Berkeley -- Some 400 million years ago, on a lifeless lakeshore lapped by waves, floating algae learned to survive in the open air and launched an invasion that transformed the Earth into a green paradise.
The secrets of these first steps onto land are now being revealed thanks to the sequencing of a modern descendent of these first land dwellers, a dainty moss called Physcomitrella patens that sprouts on recently exposed shorelines, quickly fruits, and then dies.
The sequencing of the moss genome was reported today (Thursday, Dec. 13) in Science magazine's rapid online publication Science Express by an international team of scientists led by the Department of Energy's Joint Genome Institute in Walnut Creek, Calif. It will be printed in Science in January 2008.

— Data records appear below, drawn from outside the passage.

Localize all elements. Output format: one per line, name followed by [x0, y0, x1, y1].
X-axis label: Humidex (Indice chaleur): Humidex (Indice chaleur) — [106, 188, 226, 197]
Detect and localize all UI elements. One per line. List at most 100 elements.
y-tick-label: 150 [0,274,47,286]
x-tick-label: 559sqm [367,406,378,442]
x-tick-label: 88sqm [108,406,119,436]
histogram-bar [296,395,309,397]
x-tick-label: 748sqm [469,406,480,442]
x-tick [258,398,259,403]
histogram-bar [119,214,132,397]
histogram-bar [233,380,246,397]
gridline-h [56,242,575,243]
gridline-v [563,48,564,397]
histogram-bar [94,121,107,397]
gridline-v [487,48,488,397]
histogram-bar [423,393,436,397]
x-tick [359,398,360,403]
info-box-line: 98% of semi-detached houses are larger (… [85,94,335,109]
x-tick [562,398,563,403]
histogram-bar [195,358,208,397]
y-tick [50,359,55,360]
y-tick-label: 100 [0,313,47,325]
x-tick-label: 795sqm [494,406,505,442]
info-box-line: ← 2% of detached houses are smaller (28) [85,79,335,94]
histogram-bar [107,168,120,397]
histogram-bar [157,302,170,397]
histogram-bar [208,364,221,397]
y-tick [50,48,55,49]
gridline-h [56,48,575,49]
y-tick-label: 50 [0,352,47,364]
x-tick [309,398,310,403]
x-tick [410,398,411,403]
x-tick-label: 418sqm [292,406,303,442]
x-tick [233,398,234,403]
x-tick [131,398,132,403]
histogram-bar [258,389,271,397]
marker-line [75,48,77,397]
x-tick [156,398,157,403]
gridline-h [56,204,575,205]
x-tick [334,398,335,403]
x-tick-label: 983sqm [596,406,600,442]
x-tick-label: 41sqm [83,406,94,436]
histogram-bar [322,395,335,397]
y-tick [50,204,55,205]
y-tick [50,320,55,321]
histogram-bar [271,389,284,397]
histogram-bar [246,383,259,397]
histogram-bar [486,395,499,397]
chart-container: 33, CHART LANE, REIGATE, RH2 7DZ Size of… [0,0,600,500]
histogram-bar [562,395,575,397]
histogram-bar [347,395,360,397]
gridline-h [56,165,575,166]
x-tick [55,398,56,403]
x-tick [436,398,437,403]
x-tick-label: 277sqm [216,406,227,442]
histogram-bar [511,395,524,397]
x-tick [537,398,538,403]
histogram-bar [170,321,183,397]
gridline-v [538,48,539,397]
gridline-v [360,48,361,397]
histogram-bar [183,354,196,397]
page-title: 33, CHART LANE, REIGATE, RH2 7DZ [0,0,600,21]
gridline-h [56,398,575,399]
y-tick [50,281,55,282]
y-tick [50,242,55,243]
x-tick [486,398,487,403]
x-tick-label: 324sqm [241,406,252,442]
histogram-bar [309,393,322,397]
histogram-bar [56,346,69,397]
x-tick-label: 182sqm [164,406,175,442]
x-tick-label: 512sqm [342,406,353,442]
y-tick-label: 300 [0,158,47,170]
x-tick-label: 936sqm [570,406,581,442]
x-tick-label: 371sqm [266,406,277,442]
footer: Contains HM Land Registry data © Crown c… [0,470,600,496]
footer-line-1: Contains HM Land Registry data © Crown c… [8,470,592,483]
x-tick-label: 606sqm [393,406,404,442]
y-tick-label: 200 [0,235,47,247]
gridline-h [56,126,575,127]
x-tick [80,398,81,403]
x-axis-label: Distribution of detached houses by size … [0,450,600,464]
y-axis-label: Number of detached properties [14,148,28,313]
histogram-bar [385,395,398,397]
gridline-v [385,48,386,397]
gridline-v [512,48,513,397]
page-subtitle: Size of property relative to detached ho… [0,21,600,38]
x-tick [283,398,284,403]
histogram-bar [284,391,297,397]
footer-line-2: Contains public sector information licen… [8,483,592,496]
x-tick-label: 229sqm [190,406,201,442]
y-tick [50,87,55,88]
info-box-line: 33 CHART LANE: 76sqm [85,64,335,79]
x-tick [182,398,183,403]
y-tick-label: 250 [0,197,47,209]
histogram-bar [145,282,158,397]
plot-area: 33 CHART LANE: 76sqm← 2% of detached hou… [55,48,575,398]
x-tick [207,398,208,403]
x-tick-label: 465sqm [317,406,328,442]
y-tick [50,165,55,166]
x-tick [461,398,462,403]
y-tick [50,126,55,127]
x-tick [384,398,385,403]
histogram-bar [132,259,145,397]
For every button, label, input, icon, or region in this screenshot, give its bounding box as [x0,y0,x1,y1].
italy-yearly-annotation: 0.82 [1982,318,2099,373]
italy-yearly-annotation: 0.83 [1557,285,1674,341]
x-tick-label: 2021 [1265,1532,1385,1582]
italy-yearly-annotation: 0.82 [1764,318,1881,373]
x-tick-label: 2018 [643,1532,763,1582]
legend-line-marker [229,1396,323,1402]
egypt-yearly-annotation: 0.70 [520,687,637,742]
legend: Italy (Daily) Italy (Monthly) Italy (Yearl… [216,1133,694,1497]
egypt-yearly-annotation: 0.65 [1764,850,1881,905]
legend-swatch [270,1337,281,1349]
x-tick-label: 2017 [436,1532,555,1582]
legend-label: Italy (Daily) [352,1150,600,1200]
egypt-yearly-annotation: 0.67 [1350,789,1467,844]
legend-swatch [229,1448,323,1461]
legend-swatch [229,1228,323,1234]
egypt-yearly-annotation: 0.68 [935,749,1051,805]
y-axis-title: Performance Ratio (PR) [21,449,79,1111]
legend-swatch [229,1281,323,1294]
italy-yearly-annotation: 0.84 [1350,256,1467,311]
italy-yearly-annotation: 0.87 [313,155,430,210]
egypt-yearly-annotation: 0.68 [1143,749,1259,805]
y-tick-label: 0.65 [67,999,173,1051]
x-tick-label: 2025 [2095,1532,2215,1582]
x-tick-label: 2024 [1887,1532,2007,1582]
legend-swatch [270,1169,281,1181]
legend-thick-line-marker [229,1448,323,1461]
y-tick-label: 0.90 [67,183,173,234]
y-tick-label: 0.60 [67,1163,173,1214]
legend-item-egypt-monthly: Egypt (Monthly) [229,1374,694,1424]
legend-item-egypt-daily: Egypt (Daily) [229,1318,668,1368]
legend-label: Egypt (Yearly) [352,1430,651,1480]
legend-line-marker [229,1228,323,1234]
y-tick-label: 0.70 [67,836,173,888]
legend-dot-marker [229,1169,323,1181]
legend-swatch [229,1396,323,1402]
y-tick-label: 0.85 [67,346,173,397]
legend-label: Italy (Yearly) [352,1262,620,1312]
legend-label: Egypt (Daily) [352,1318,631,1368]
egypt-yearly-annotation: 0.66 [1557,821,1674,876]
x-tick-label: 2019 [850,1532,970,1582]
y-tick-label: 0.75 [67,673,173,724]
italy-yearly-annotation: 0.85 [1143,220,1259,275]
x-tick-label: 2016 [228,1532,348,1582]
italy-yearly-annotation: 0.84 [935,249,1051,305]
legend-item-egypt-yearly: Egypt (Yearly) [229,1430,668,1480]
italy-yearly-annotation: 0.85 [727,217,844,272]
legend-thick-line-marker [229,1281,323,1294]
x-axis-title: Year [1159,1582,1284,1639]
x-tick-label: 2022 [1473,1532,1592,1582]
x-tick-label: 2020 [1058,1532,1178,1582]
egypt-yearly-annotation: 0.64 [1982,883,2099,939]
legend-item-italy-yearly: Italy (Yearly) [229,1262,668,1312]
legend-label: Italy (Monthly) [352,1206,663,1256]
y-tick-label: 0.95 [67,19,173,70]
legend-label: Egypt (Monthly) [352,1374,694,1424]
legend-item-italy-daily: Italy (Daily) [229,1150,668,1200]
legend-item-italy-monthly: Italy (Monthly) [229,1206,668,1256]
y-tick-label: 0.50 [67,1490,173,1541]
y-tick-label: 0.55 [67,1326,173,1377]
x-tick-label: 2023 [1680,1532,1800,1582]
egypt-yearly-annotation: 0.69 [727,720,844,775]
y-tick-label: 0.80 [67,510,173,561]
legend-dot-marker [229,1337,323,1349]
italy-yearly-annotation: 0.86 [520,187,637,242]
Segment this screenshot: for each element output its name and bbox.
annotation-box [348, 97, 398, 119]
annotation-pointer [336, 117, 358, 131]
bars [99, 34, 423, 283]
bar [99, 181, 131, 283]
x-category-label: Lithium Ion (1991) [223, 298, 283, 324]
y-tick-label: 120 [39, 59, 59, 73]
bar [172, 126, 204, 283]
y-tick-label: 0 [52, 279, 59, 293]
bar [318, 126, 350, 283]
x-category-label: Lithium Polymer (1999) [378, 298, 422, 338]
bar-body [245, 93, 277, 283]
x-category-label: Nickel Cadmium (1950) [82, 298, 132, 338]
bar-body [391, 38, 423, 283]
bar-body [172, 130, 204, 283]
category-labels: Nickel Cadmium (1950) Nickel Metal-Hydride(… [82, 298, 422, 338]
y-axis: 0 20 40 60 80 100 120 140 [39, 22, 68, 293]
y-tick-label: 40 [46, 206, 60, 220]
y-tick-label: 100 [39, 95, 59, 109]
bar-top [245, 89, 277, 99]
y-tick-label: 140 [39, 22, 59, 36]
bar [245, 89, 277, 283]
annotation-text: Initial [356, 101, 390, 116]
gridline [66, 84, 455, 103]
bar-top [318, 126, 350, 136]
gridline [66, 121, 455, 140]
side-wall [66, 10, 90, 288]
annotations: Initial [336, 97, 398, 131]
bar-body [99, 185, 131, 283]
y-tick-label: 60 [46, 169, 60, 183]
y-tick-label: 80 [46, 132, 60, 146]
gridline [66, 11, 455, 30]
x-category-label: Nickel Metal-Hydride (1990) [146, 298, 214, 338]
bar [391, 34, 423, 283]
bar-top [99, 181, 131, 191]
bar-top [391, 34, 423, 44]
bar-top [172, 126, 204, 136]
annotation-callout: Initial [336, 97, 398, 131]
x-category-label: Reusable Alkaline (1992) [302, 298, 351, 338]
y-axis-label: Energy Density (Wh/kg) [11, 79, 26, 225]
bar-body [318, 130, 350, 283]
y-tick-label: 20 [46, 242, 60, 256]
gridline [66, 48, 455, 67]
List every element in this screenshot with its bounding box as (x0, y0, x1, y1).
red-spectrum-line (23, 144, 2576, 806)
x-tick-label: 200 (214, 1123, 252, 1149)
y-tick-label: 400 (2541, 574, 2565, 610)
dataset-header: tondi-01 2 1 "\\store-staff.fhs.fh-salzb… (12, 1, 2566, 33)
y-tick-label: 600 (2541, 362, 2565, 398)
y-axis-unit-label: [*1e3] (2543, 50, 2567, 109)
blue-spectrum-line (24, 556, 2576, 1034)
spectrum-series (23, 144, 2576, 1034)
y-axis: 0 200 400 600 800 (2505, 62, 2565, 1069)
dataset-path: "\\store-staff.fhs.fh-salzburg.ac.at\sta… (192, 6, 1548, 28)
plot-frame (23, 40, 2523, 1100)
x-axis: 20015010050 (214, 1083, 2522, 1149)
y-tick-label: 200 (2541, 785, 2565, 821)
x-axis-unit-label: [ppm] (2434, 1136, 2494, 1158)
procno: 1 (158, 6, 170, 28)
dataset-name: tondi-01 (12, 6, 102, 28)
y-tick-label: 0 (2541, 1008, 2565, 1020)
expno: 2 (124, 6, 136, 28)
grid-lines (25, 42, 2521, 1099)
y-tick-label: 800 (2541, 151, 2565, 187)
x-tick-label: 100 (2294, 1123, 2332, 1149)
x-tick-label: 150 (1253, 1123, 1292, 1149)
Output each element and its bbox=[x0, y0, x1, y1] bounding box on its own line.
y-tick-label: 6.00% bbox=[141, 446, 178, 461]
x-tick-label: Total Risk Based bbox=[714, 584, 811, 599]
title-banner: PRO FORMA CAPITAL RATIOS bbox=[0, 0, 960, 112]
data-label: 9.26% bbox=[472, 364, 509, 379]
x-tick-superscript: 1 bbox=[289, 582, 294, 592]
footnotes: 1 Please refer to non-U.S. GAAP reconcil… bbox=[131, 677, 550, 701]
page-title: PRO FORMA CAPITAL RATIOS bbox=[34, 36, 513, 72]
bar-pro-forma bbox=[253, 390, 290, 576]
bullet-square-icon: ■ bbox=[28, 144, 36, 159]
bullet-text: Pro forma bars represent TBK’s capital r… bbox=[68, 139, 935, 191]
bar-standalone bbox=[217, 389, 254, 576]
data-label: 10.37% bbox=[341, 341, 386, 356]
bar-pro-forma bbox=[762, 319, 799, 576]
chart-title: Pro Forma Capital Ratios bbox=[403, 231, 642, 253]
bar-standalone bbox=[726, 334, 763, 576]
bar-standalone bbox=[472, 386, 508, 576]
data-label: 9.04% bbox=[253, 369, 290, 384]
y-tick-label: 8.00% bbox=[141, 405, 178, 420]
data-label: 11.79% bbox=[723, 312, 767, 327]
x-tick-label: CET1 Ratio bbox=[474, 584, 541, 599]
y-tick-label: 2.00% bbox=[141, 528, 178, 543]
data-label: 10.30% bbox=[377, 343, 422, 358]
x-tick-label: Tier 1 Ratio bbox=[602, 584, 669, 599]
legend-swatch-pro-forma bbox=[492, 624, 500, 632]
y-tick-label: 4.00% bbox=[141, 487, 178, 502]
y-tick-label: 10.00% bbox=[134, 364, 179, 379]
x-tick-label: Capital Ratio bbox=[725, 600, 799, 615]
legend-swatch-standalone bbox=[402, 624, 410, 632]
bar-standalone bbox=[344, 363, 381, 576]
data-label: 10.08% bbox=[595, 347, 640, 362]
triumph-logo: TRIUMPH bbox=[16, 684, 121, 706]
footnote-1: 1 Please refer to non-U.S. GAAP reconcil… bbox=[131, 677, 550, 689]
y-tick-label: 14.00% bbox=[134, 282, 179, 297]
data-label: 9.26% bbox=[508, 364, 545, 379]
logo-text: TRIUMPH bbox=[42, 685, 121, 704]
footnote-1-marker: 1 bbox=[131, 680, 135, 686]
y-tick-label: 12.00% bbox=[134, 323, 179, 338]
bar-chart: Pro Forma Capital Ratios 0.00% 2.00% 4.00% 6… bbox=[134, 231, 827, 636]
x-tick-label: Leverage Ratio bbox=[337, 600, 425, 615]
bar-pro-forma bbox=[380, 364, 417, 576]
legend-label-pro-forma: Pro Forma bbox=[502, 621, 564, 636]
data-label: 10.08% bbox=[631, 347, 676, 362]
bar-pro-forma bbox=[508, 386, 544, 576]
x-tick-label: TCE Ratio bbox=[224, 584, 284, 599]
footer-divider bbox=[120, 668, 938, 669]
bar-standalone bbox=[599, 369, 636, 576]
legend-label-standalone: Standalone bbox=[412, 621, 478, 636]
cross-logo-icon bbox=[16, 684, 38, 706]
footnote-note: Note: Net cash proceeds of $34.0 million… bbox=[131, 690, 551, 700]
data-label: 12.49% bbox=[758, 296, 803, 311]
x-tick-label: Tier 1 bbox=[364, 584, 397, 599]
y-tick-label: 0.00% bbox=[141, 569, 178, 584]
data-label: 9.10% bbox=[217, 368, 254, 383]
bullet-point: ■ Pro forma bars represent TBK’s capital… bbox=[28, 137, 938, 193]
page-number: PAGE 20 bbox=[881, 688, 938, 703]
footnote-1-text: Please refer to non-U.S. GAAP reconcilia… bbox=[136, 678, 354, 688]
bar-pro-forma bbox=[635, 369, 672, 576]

"Land plants may have evolved in this transition zone where, as the water rises and falls, aquatic plants found themselves repeatedly but not continuously exposed to the air and had to come up with ways of protecting their seeds or spores from desiccation," said Joint Genome Institute project leader Jeffrey Boore, an adjunct associate professor of integrative biology at the University of California, Berkeley, and chief executive officer of Genome Project Solutions in Hercules, Calif.
Because of the key position of mosses in the evolution of green plants, the Physcomitrella genome may hold the key to the origin of such traits as desiccation tolerance, said Brent Mishler, a UC Berkeley professor of integrative biology who, with Ralph Quatrano of Washington University in St. Louis, Mo., originally proposed the moss genome project.
"One of the claims to fame of mosses is the ability to dry up completely and come back to life again," said Mishler, who is director of the University and Jepson Herbaria, two collections of pressed plants housed together along with research labs, libraries and archives at UC Berkeley.